"One can hardly expect a work of art to do anything in the world when it is trivialized as a scrap of evidence pertaining to itts maker's eccentricity. You make a painting about a crazy world, they say it was made by a crazy artist. That's a loser's game."He goes on to say that work made in the sixties tried to extract the personal from the object, be it through pop, minimalist, or conceptual strategies. But that turns into a loser's game as well. The next generation of critics came along and used Marx, Freud, and deconstuctionist theories to
reframe the work as symptomatic of some cultural proclivity or another.
Along similar lines I was questioning (in earlier posts) the reading of queerness into abstract work by gay men or women.
This discussion started around the idea of what constitutes queer abstraction, but because we're artists, the conversation has quickly morphed into strategies for our own artistic production. As Adam said:
"...in going out and searching for this specific breed of abstraction, which you and Nicholas are trying to pin down, you are qualifying your own personal queerness through discovering potential moments of it in the world.I'm not sure how much of my own "queer proclivity" had been incorporated into the images I've posted thus far, but in qualifying my own queerness I've touched upon a few others along the way. So the point is well taken that I need to move from the general to the specific, and specifically to my own POV.

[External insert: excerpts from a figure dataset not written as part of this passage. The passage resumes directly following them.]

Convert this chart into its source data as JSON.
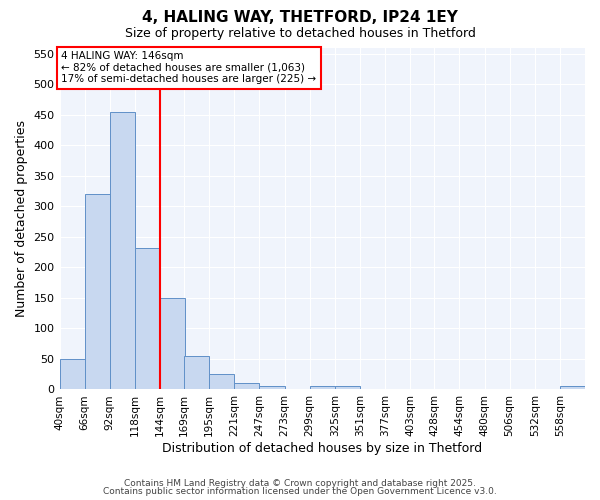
{
  "title": "4, HALING WAY, THETFORD, IP24 1EY",
  "subtitle": "Size of property relative to detached houses in Thetford",
  "xlabel": "Distribution of detached houses by size in Thetford",
  "ylabel": "Number of detached properties",
  "bar_color": "#c8d8f0",
  "bar_edge_color": "#6090c8",
  "background_color": "#ffffff",
  "plot_bg_color": "#f0f4fc",
  "grid_color": "#ffffff",
  "red_line_x": 144,
  "annotation_line1": "4 HALING WAY: 146sqm",
  "annotation_line2": "← 82% of detached houses are smaller (1,063)",
  "annotation_line3": "17% of semi-detached houses are larger (225) →",
  "bin_edges": [
    40,
    66,
    92,
    118,
    144,
    169,
    195,
    221,
    247,
    273,
    299,
    325,
    351,
    377,
    403,
    428,
    454,
    480,
    506,
    532,
    558
  ],
  "bar_heights": [
    50,
    320,
    455,
    232,
    150,
    55,
    25,
    10,
    5,
    0,
    5,
    5,
    0,
    0,
    0,
    0,
    0,
    0,
    0,
    0,
    5
  ],
  "bin_width": 26,
  "ylim": [
    0,
    560
  ],
  "yticks": [
    0,
    50,
    100,
    150,
    200,
    250,
    300,
    350,
    400,
    450,
    500,
    550
  ],
  "footer_line1": "Contains HM Land Registry data © Crown copyright and database right 2025.",
  "footer_line2": "Contains public sector information licensed under the Open Government Licence v3.0."
}
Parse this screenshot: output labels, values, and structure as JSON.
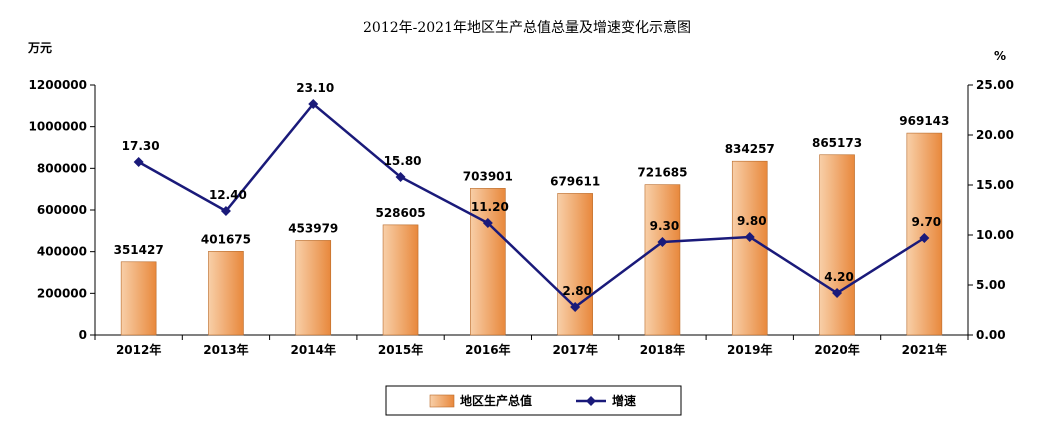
{
  "chart_data": {
    "type": "bar+line",
    "title": "2012年-2021年地区生产总值总量及增速变化示意图",
    "categories": [
      "2012年",
      "2013年",
      "2014年",
      "2015年",
      "2016年",
      "2017年",
      "2018年",
      "2019年",
      "2020年",
      "2021年"
    ],
    "y_left": {
      "unit": "万元",
      "range": [
        0,
        1200000
      ],
      "ticks": [
        "0",
        "200000",
        "400000",
        "600000",
        "800000",
        "1000000",
        "1200000"
      ]
    },
    "y_right": {
      "unit": "%",
      "range": [
        0,
        25
      ],
      "ticks": [
        "0.00",
        "5.00",
        "10.00",
        "15.00",
        "20.00",
        "25.00"
      ]
    },
    "series": [
      {
        "name": "地区生产总值",
        "type": "bar",
        "axis": "left",
        "values": [
          351427,
          401675,
          453979,
          528605,
          703901,
          679611,
          721685,
          834257,
          865173,
          969143
        ],
        "labels": [
          "351427",
          "401675",
          "453979",
          "528605",
          "703901",
          "679611",
          "721685",
          "834257",
          "865173",
          "969143"
        ]
      },
      {
        "name": "增速",
        "type": "line",
        "axis": "right",
        "values": [
          17.3,
          12.4,
          23.1,
          15.8,
          11.2,
          2.8,
          9.3,
          9.8,
          4.2,
          9.7
        ],
        "labels": [
          "17.30",
          "12.40",
          "23.10",
          "15.80",
          "11.20",
          "2.80",
          "9.30",
          "9.80",
          "4.20",
          "9.70"
        ]
      }
    ],
    "legend": "bottom",
    "grid": false,
    "colors": {
      "bar_light": "#F8CFA8",
      "bar_dark": "#E8883C",
      "bar_edge": "#B86A2A",
      "line": "#1A1A7A",
      "axis": "#000000"
    }
  }
}
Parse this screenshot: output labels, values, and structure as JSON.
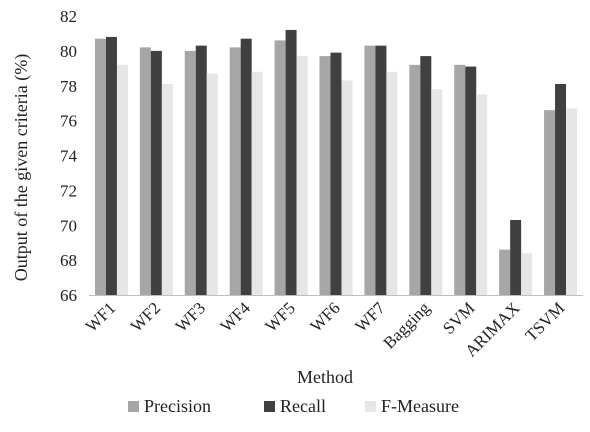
{
  "chart_data": {
    "type": "bar",
    "title": "",
    "xlabel": "Method",
    "ylabel": "Output of the given criteria (%)",
    "ylim": [
      66,
      82
    ],
    "yticks": [
      66,
      68,
      70,
      72,
      74,
      76,
      78,
      80,
      82
    ],
    "grid": false,
    "legend_position": "bottom",
    "categories": [
      "WF1",
      "WF2",
      "WF3",
      "WF4",
      "WF5",
      "WF6",
      "WF7",
      "Bagging",
      "SVM",
      "ARIMAX",
      "TSVM"
    ],
    "series": [
      {
        "name": "Precision",
        "color": "#a6a6a6",
        "values": [
          80.7,
          80.2,
          80.0,
          80.2,
          80.6,
          79.7,
          80.3,
          79.2,
          79.2,
          68.6,
          76.6
        ]
      },
      {
        "name": "Recall",
        "color": "#404040",
        "values": [
          80.8,
          80.0,
          80.3,
          80.7,
          81.2,
          79.9,
          80.3,
          79.7,
          79.1,
          70.3,
          78.1
        ]
      },
      {
        "name": "F-Measure",
        "color": "#e6e6e6",
        "values": [
          79.2,
          78.1,
          78.7,
          78.8,
          79.7,
          78.3,
          78.8,
          77.8,
          77.5,
          68.4,
          76.7
        ]
      }
    ]
  }
}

Thus far the queer abstraction dialogue has been centered on defining/describing the thing in an objective stance (as far as one can be objective with abstraction). The variable I been thinking about is an aesthetic one. I'm thinking that to discuss queer abstraction you have to discuss A queer abstraction, that of a particular individual's outtake."
Years ago when I was is grade school, someone on the playground instructed me to make a circle, putting my thumb and index finger together with my left hand. With my right arm I was to bend my elbow as far as possible, bringing my hand near my shoulder.
The next step was to overlay the "OK" circle from my left hand over the cleavage that formed between my forearm and bicep. Looking though the circle, one would see a little butt, which made a bunch of six and seven year-olds laugh and laugh until we nearly peed our pants. We would then run off an find some elbow-butt neophytes and share our hysterical new discovery.
Forty years later, with my subcutaneous fat gone and my skin loosing its elasticity, my "elbow butts" come out wrinkled, much like the one I'm sitting on.